McGlone also highlighted a historical comparison. The last time gold traded at a similar premium to the broader Bloomberg Commodity Index was in 1980, after which the metal entered a prolonged decline.
He noted that inflation is an important difference between the current environment and 1980. Even so, he believes today’s conditions increase the risk that gold prices eventually normalize relative to the rest of the commodity market.
Commodities Face a Difficult Test Against Stocks
McGlone also examined the relationship between commodities and the stock market. He warned that the Bloomberg Commodity Index’s rise to a new high in the first half of the year may prove temporary.
At the same time, the index remains close to a record low relative to the total return of the S&P 500. According to McGlone, this leaves commodities with only one clear path to outperformance: a major decline in the stock market.
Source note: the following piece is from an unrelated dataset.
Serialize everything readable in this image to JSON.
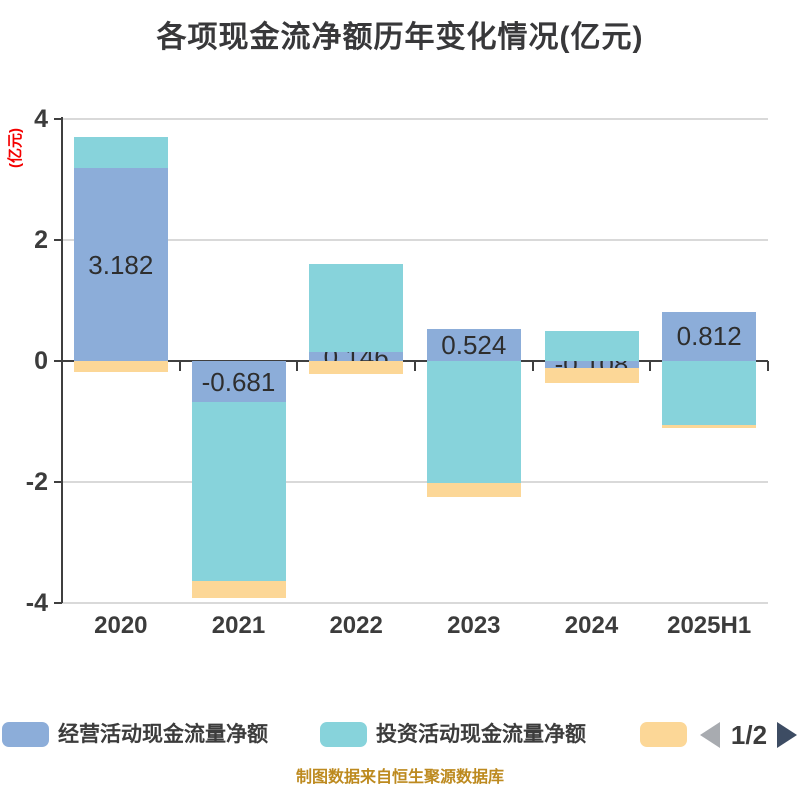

He described the setup as a “lose-lose” situation for commodities. If equities continue rising, commodities may keep underperforming. If stocks fall, broader risk-off pressure could also drag commodity prices lower.
The key difference from the commodity market bottom relative to stocks in 2000 is gold’s exceptional performance. McGlone said the precious metal has already outpaced the rest of the sector by a wide margin, and the coming months will show whether that gap is sustainable.